Bureau du syndic
Conduite à adopter en cas de contestation d’honoraires ou d’enquête du Syndic
Lorsqu’un avocat ou une avocate est informé(e) qu’un client ou une cliente conteste ses honoraires ou qu’une demande d’enquête est ouverte, il lui faut collaborer pleinement avec le Syndic. L’article 136 du Code de déontologie des avocats exige cette collaboration. Cette règle encadre aussi les communications. L’avocat ou l’avocate ne peut pas contacter le plaignant ou la plaignante sans l’autorisation du Syndic. Il lui faut éviter toute démarche qui pourrait influencer la personne ou empêcher celle-ci de porter plainte.

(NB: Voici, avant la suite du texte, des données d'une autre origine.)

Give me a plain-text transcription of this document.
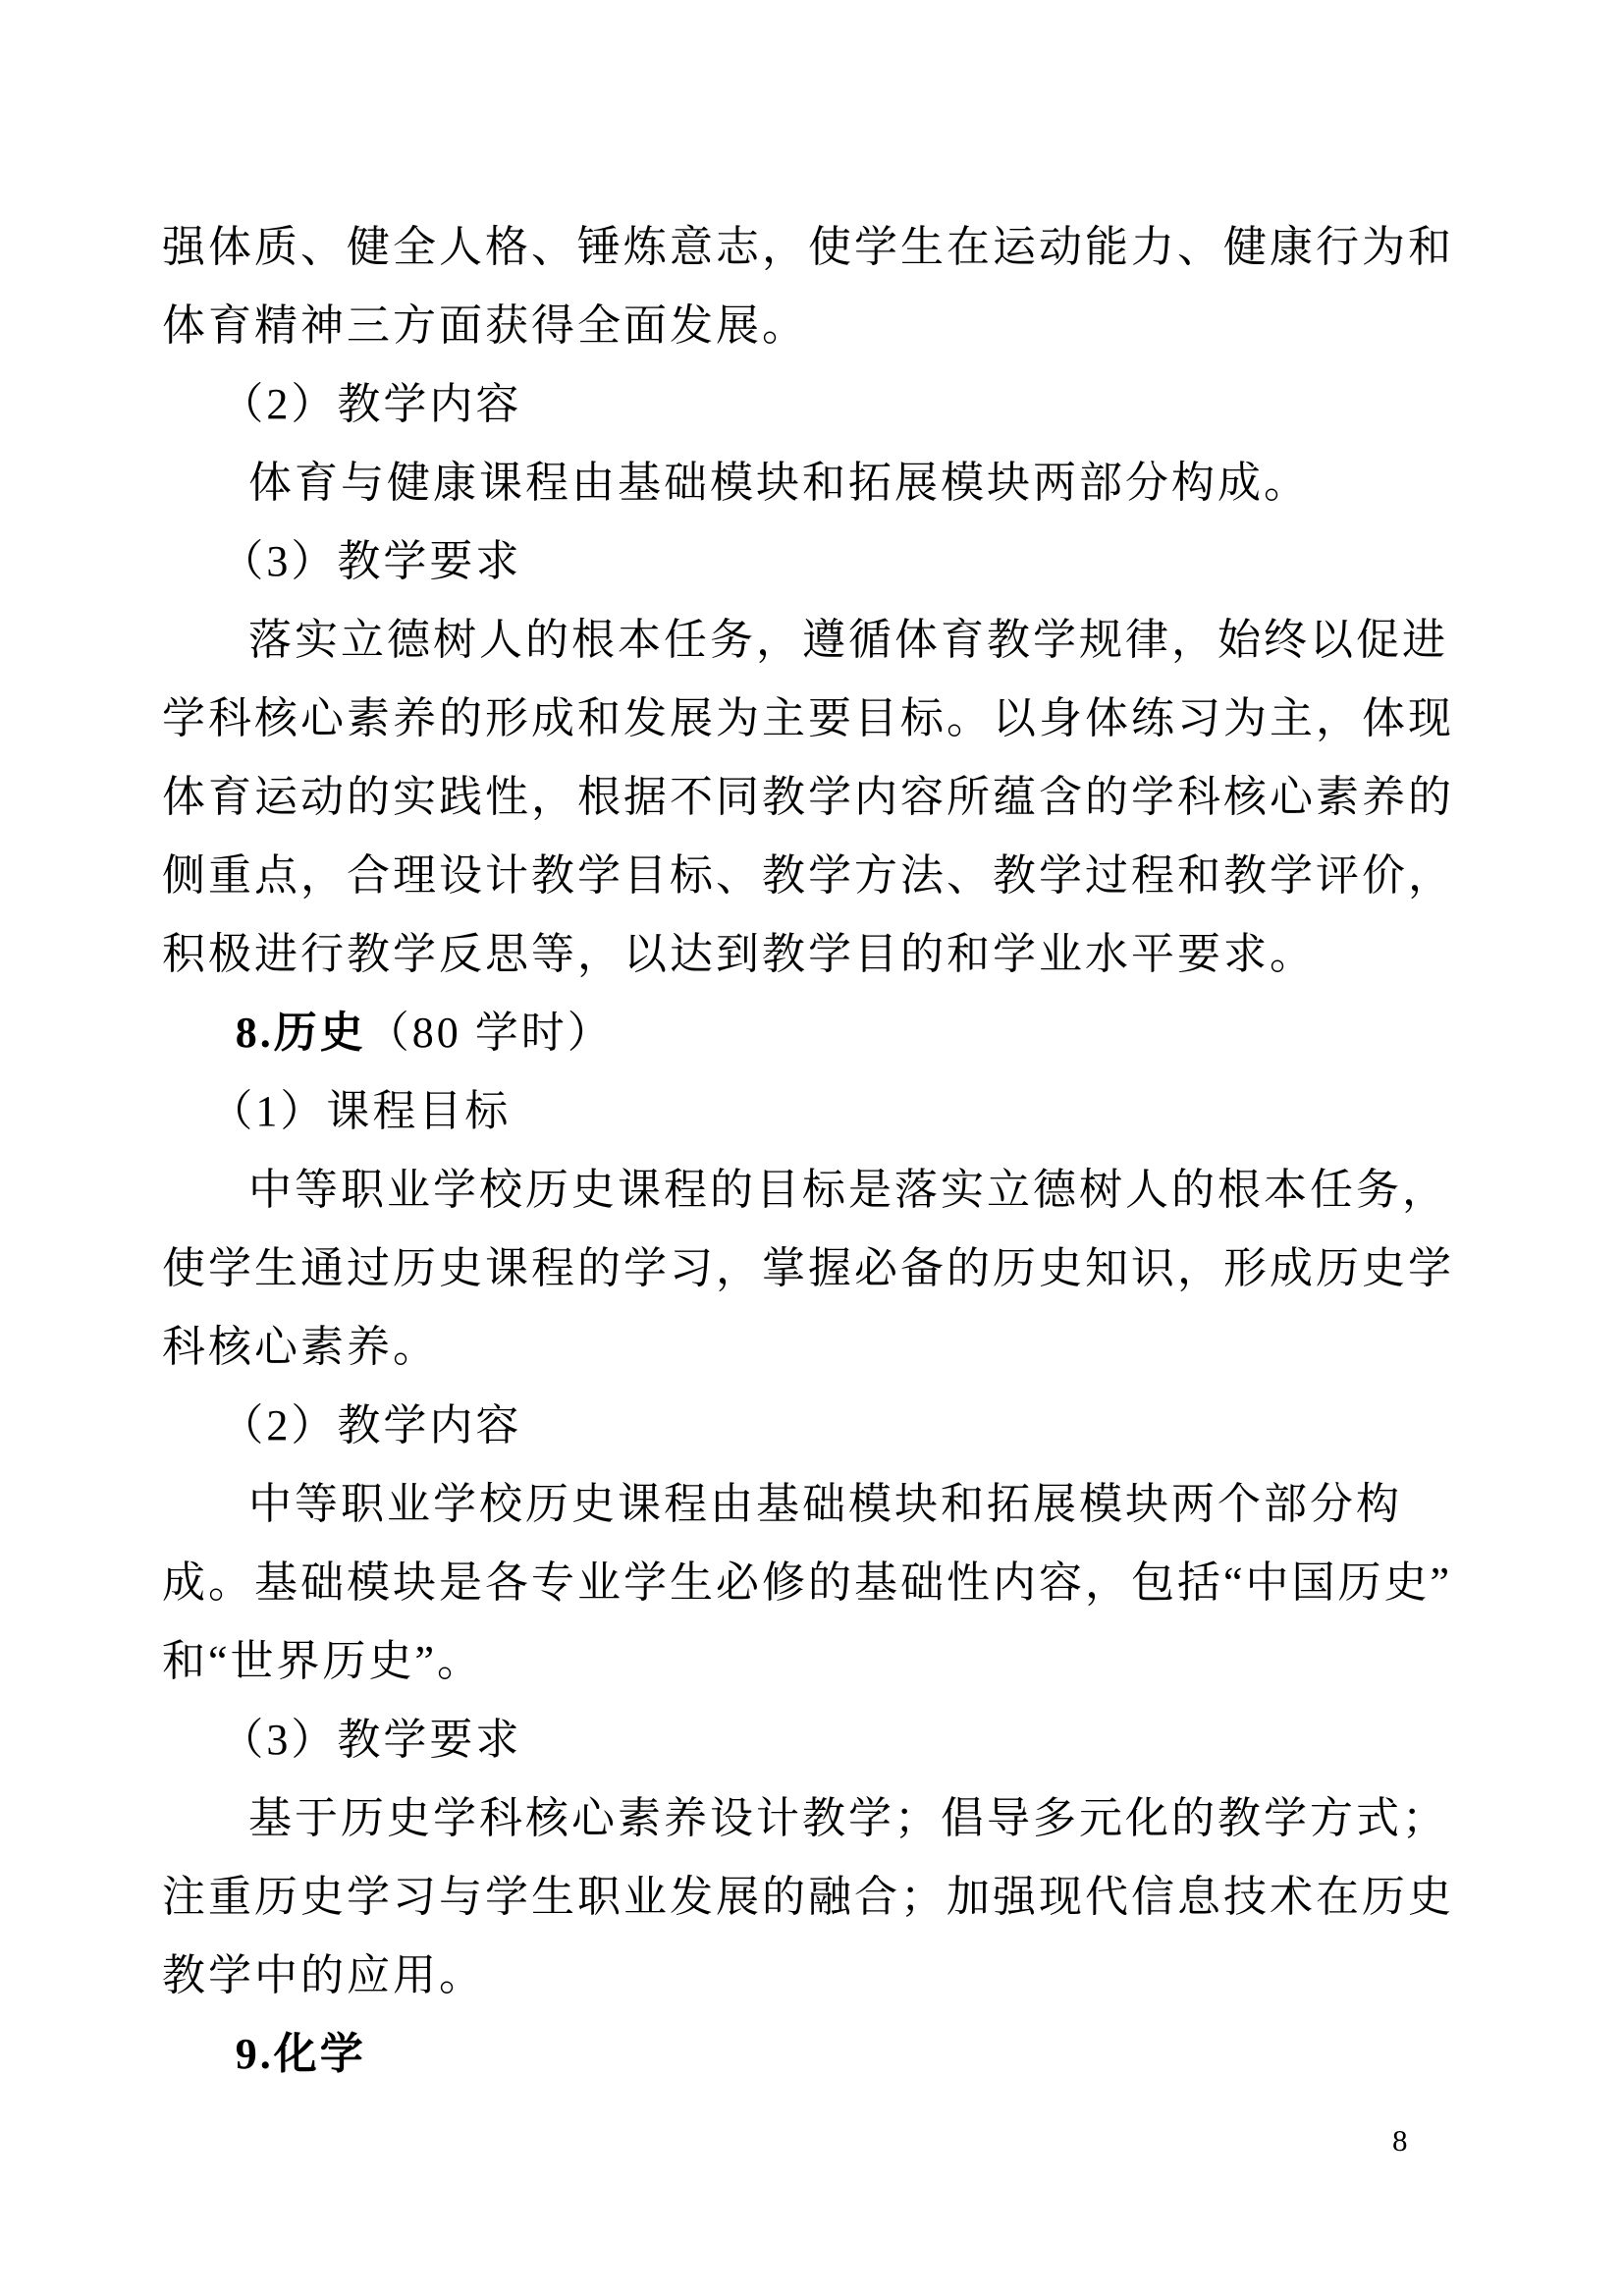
强体质、健全人格、锤炼意志，使学生在运动能力、健康行为和
体育精神三方面获得全面发展。
（2）教学内容
体育与健康课程由基础模块和拓展模块两部分构成。
（3）教学要求
落实立德树人的根本任务，遵循体育教学规律，始终以促进
学科核心素养的形成和发展为主要目标。以身体练习为主，体现
体育运动的实践性，根据不同教学内容所蕴含的学科核心素养的
侧重点，合理设计教学目标、教学方法、教学过程和教学评价，
积极进行教学反思等，以达到教学目的和学业水平要求。
8.历史（80 学时）
（1）课程目标
中等职业学校历史课程的目标是落实立德树人的根本任务，
使学生通过历史课程的学习，掌握必备的历史知识，形成历史学
科核心素养。
（2）教学内容
中等职业学校历史课程由基础模块和拓展模块两个部分构
成。基础模块是各专业学生必修的基础性内容，包括“中国历史”
和“世界历史”。
（3）教学要求
基于历史学科核心素养设计教学；倡导多元化的教学方式；
注重历史学习与学生职业发展的融合；加强现代信息技术在历史
教学中的应用。
9.化学
8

La collaboration avec le Syndic peut prendre plusieurs formes :
- transmettre les documents exigés, comme les factures et la convention d’honoraires;
- fournir les explications demandées;
- respecter le processus d’enquête.
Le secret professionnel ne peut pas être invoqué contre le Syndic dans ce contexte.
Si une médiation s’engage, l’avocat ou l’avocate peut négocier un règlement, et doit le faire avec transparence et respect.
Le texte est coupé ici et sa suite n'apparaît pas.